If the internet has contributed one thing to the PR profession and brand marketing, it has been the ability to explore human interaction through alternate mediums. No longer are we restricted to blatantly pushing a brand through television advertisements. PR and marketing practitioners are now expected to embrace their creative side, employing seamless campaigns within an online and interactive environment. Yes, we’re talking about viral video campaigns.

Viral videos are now big business for companies looking to expose their brand to as many eye balls as possible. And in all honesty, what’s wrong with this? Subtle (and not so subtle) product placement is nothing new, though in the wake of various successful viral videos it is becoming increasingly difficult to distinguish an organic viral hit from a marketing campaign.

Published on The Sydney Morning Herald online earlier this year is an article outlining a number of viral videos which have deceived audiences for the purposes of brand-marketing. Here are two examples:

• Levi’s-Launched a viral video which involved two New Zealand women documenting how many men peaked at their behind with hidden cameras. This video (which was uploaded to YouTube) notched up four millions views before the scam was outed to the public.

• Witchery-Men’s wear company Witchery was responsible for the infamous Man In The Jacket video, which involves a women named Heidi pleading for help to find a man she met at a Sydney café. Of course, it was later exposed that Heidi was an actor and the video was a campaign for the brand’s latest line of menswear.
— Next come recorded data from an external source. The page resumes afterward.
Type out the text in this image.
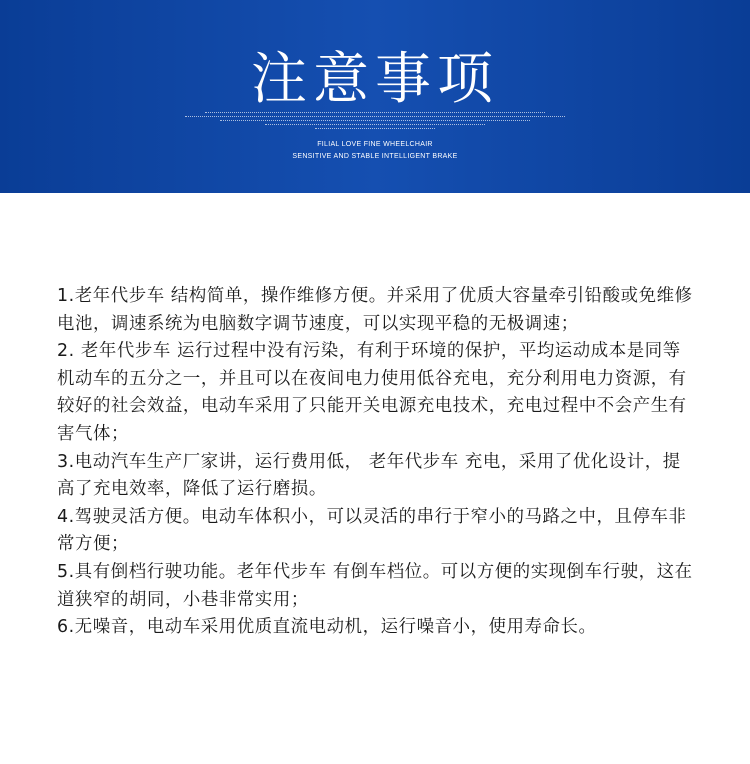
注意事项
FILIAL LOVE FINE WHEELCHAIR
SENSITIVE AND STABLE INTELLIGENT BRAKE

1.老年代步车 结构简单，操作维修方便。并采用了优质大容量牵引铅酸或免维修电池，调速系统为电脑数字调节速度，可以实现平稳的无极调速；

2. 老年代步车 运行过程中没有污染，有利于环境的保护，平均运动成本是同等机动车的五分之一，并且可以在夜间电力使用低谷充电，充分利用电力资源，有较好的社会效益，电动车采用了只能开关电源充电技术，充电过程中不会产生有害气体；

3.电动汽车生产厂家讲，运行费用低， 老年代步车 充电，采用了优化设计，提高了充电效率，降低了运行磨损。

4.驾驶灵活方便。电动车体积小，可以灵活的串行于窄小的马路之中，且停车非常方便；

5.具有倒档行驶功能。老年代步车 有倒车档位。可以方便的实现倒车行驶，这在道狭窄的胡同，小巷非常实用；

6.无噪音，电动车采用优质直流电动机，运行噪音小，使用寿命长。
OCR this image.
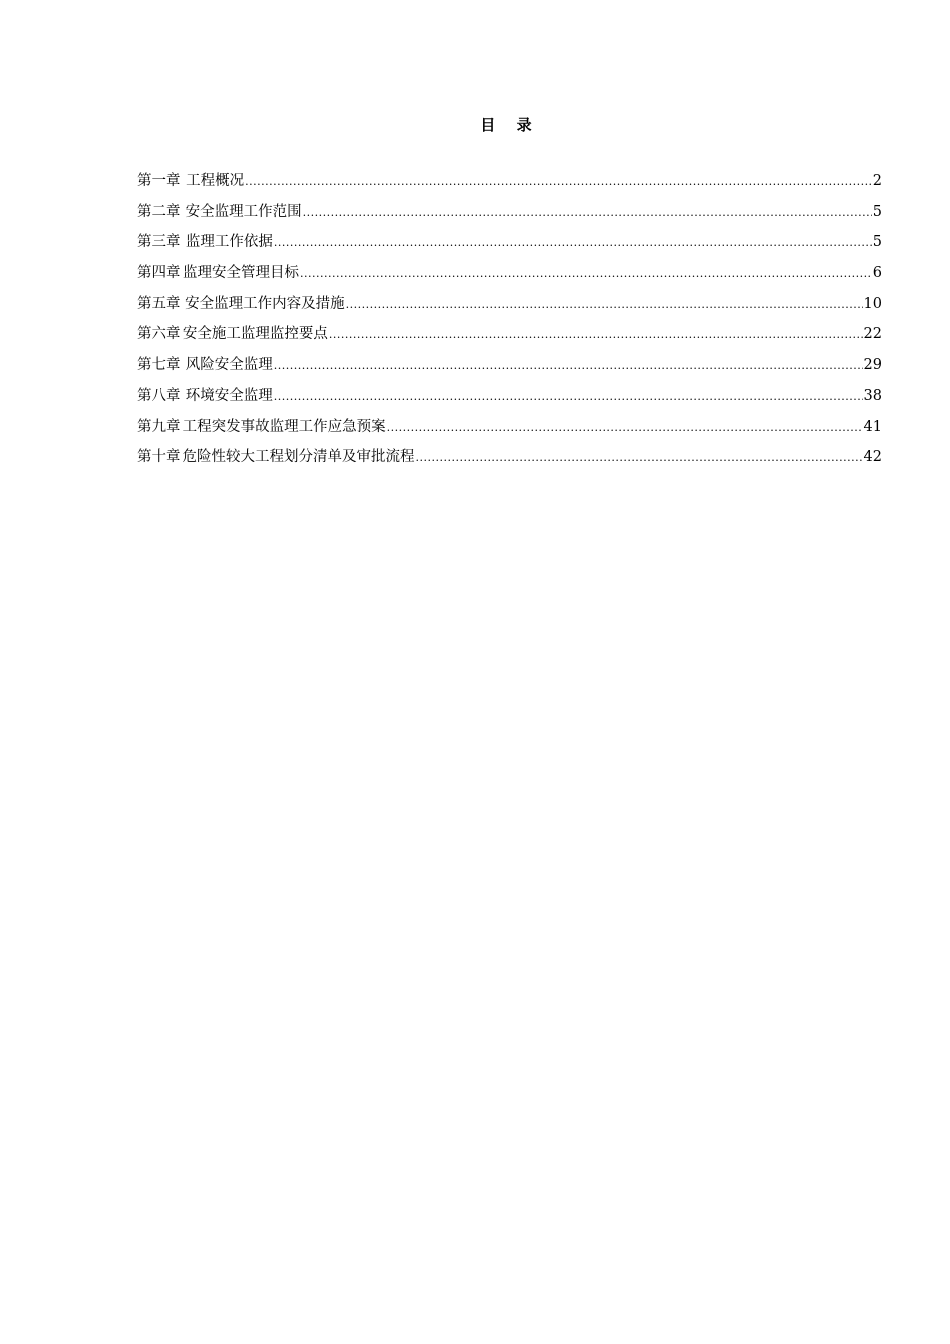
目 录
第一章 工程概况 .....	2
第二章 安全监理工作范围 .....	5
第三章 监理工作依据 .....	5
第四章 监理安全管理目标 .....	6
第五章 安全监理工作内容及措施 .....	10
第六章 安全施工监理监控要点 .....	22
第七章 风险安全监理 .....	29
第八章 环境安全监理 .....	38
第九章 工程突发事故监理工作应急预案 .....	41
第十章 危险性较大工程划分清单及审批流程 .....	42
Most recently, Panasonic have landed what most would call “the perfect story” in order to promote their Tough Lumix FT10. The story revolves around NSW glazier, Adam Biro, who is reported to have caught the camera (which had been submerged for a week) while fishing. Biro then reported his find to Panasonic, who have now launched a campaign to find the camera’s owners through various social media channels.

This story has provided Panasonic with the perfect strategy for marketing their Tough Lumix model and the perfect test of the camera’s specialised features. However, it is currently unknown whether this campaign is a fraud or if Panasonic have actually struck authentic marketing gold. But with so many deceptive campaigns being circulated this scepticism regarding the story’s authenticity is rather unsurprising.

Regardless of whether this latest viral effort is a fraud, how do you feel regarding the use of viral videos for marketing? Is it yet another shameless effort to win over vulnerable consumers? Or is this a creative, innovative way to engage consumers through a new medium?